Equal-value and Equal-type Operator in JavaScript



Equal-value and Equal-type Comparison Operator

In JavaScript, Equal-value and equal-type comparison operator takes two operands, returns true if left and right operands are equal in both value and data type, or false otherwise.

Syntax

=== symbol is used for comparison equal-value and equal-type operator.

a === 5  //returns true if a has a value of 5 and type of a is numeric
a === b  //returns true if a and b has same value and type

Since equal-value and equal-type operator does check both type and value, the following example illustrates the case.

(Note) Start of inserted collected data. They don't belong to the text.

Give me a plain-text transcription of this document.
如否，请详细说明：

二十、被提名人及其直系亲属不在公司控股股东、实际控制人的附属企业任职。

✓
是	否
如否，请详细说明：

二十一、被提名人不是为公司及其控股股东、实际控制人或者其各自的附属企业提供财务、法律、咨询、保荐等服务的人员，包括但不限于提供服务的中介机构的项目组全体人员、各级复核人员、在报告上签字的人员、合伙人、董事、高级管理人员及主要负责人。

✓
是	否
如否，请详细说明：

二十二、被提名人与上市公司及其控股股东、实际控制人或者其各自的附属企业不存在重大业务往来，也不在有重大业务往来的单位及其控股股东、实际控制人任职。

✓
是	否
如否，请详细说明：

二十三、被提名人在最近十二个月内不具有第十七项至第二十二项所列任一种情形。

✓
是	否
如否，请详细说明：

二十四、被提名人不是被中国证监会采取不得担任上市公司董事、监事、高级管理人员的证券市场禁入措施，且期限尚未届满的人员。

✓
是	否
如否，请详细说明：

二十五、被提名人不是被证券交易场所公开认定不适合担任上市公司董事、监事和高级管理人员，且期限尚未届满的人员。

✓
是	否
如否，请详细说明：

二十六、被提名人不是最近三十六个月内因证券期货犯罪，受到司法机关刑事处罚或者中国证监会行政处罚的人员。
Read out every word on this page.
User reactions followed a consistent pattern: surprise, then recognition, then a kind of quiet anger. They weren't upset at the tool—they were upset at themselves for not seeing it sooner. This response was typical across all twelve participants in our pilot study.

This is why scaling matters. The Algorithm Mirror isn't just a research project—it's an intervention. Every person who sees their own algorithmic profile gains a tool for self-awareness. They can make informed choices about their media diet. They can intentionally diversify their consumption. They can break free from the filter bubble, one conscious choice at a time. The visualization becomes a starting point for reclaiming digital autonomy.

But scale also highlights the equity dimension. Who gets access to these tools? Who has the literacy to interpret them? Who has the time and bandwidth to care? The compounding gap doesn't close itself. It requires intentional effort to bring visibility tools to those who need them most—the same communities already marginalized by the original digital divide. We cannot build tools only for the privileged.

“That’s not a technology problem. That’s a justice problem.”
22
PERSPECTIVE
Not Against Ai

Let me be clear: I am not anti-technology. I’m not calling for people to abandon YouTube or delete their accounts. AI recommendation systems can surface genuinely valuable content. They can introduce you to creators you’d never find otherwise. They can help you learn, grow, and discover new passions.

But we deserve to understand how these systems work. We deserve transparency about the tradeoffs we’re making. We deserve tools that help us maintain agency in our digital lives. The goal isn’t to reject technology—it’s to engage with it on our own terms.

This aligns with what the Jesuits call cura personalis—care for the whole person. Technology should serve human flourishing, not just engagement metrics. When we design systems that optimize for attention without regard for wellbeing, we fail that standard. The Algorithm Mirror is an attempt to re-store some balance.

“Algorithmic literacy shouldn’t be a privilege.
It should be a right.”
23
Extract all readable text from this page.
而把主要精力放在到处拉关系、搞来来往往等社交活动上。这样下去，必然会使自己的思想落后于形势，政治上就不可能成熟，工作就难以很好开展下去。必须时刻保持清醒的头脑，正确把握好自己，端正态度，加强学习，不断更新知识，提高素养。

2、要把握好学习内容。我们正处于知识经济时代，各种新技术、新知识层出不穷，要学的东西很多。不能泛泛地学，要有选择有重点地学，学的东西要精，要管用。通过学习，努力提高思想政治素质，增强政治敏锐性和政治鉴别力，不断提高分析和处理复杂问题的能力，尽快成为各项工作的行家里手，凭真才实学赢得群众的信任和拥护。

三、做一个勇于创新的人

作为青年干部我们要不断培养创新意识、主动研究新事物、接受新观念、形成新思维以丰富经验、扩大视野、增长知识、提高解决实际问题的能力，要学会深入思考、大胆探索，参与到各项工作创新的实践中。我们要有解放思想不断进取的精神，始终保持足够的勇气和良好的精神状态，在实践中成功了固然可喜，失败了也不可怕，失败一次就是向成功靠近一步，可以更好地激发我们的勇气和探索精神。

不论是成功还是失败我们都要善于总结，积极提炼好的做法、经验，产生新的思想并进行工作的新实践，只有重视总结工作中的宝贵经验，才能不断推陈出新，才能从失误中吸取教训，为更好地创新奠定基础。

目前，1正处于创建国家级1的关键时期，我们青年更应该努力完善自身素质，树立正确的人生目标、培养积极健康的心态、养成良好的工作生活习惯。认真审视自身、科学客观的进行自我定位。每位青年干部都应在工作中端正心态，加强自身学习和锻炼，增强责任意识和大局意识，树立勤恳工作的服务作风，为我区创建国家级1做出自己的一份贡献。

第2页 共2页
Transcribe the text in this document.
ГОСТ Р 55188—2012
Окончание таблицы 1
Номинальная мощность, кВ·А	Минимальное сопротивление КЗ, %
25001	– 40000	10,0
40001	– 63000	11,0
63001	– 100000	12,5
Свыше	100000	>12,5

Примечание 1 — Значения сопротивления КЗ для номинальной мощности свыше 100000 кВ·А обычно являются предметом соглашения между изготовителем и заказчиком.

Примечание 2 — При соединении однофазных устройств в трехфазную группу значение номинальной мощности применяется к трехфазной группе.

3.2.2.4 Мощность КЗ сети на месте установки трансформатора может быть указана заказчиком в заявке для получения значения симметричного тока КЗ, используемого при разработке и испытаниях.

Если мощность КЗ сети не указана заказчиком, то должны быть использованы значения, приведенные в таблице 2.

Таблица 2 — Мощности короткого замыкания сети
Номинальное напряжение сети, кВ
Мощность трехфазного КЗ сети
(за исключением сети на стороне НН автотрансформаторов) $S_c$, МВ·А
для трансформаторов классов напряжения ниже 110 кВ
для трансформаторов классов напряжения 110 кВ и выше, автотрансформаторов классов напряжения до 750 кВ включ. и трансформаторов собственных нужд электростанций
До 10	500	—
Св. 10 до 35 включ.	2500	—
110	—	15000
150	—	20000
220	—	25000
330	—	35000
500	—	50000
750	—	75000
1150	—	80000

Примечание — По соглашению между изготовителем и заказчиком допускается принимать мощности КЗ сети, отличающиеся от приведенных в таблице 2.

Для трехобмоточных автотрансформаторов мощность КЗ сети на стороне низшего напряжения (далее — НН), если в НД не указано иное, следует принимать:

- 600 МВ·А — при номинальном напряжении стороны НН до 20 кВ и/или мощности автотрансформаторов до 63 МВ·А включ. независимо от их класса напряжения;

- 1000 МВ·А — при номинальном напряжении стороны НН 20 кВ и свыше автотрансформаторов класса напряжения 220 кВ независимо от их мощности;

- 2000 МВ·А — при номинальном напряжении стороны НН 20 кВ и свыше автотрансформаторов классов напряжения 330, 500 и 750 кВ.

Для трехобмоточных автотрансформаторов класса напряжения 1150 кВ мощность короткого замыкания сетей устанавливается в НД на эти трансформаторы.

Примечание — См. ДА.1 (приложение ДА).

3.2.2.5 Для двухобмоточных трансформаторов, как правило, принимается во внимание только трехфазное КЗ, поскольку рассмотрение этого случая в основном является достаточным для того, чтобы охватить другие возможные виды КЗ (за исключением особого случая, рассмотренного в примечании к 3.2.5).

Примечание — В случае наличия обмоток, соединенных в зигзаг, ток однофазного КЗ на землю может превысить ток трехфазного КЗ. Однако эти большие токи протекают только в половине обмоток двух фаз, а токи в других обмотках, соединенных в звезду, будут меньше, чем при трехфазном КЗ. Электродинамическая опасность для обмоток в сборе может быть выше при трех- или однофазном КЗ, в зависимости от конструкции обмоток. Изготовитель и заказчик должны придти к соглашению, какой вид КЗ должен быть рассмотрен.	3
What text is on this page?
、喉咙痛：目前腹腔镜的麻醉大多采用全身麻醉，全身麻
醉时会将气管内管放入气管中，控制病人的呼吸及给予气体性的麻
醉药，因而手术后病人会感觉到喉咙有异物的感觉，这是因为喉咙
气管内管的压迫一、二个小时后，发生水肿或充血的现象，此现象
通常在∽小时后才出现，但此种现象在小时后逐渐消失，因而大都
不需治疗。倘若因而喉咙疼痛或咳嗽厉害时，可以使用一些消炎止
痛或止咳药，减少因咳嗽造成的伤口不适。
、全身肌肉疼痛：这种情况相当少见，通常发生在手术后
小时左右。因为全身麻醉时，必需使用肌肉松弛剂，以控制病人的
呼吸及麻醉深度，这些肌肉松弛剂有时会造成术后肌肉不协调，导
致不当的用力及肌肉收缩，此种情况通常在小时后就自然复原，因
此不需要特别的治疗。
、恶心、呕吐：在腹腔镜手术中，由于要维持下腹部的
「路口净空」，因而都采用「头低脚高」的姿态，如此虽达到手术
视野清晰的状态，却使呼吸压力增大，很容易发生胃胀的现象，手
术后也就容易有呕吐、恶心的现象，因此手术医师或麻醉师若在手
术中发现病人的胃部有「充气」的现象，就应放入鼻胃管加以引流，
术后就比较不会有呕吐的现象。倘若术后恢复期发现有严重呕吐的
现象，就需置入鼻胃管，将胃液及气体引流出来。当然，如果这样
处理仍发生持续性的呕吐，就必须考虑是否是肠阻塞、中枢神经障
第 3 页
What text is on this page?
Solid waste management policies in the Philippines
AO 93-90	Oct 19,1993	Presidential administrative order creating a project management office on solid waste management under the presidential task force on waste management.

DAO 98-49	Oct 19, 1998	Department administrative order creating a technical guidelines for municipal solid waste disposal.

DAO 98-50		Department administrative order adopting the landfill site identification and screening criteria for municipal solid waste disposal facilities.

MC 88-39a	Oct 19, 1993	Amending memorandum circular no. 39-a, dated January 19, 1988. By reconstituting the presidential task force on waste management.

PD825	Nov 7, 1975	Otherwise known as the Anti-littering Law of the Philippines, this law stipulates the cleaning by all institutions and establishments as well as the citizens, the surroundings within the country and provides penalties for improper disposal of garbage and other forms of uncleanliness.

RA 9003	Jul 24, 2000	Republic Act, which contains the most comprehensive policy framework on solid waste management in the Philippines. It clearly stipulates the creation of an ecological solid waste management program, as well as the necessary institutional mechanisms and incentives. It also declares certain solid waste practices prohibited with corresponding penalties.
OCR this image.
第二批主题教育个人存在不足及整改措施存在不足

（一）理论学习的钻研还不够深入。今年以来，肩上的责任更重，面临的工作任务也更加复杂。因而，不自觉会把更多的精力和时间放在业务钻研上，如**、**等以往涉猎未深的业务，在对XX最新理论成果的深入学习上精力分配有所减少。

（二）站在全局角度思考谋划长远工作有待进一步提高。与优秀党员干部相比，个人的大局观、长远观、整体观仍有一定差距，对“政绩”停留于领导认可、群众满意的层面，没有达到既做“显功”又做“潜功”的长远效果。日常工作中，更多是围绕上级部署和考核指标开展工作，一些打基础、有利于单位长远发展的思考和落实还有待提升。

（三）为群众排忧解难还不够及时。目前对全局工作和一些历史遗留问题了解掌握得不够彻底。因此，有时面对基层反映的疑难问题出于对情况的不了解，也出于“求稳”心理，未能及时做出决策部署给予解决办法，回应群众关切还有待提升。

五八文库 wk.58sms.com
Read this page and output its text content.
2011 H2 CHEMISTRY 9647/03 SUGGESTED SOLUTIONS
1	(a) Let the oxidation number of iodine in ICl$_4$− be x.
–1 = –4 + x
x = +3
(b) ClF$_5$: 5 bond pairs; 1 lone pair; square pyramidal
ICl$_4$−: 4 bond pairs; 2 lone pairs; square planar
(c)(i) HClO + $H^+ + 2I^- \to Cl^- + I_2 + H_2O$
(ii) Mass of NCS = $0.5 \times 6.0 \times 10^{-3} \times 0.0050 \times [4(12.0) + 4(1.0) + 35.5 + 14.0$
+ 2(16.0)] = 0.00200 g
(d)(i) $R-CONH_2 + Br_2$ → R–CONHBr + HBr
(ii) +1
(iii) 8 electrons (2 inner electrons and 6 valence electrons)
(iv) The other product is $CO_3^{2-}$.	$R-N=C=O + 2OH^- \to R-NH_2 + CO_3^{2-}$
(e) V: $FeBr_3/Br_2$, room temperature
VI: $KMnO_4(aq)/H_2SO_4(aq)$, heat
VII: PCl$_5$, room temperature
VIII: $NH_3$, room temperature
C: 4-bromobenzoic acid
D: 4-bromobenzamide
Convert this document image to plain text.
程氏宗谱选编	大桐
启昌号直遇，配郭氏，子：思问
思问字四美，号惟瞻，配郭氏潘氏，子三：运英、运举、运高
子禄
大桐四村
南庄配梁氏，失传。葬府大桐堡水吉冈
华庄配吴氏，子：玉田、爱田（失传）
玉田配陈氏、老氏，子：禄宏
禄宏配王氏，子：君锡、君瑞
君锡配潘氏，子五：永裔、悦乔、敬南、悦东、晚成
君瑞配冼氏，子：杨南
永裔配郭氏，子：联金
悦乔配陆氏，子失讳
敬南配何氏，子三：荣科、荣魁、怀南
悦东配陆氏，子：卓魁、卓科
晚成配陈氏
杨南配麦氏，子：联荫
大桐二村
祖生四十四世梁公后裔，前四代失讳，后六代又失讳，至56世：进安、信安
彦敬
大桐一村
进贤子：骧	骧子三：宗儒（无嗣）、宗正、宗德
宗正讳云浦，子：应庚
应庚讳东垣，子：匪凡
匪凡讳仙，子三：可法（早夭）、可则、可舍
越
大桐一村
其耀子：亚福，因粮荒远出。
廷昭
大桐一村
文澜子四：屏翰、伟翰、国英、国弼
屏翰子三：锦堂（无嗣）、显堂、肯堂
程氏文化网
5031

a = 5     //a has a value of 5 (numeric)
a === '5' //returns false
a === 5   //returns true

Examples

1. Check if value of a is equal to 5.

var a = 5;
if (a === 5) {
    console.log('a is 5');
} else {
    console.log('a is not 5');
}

2. Check if values in a and b are equal to each other.

var a = 5;
var b = 7;
if (a === b) {
    console.log('a and b are equal');
} else {
    console.log('a and b are not equal');
}

3. Check if value in a is equal to 5.

var a = '5';
if (a === 5) {
    console.log('a is \'5\'');
} else {
    console.log('a is not \'5\'');
}

a is assigned with a string type value. Since comparison equal-value and equal-type operator checks both the type and value, it returns false.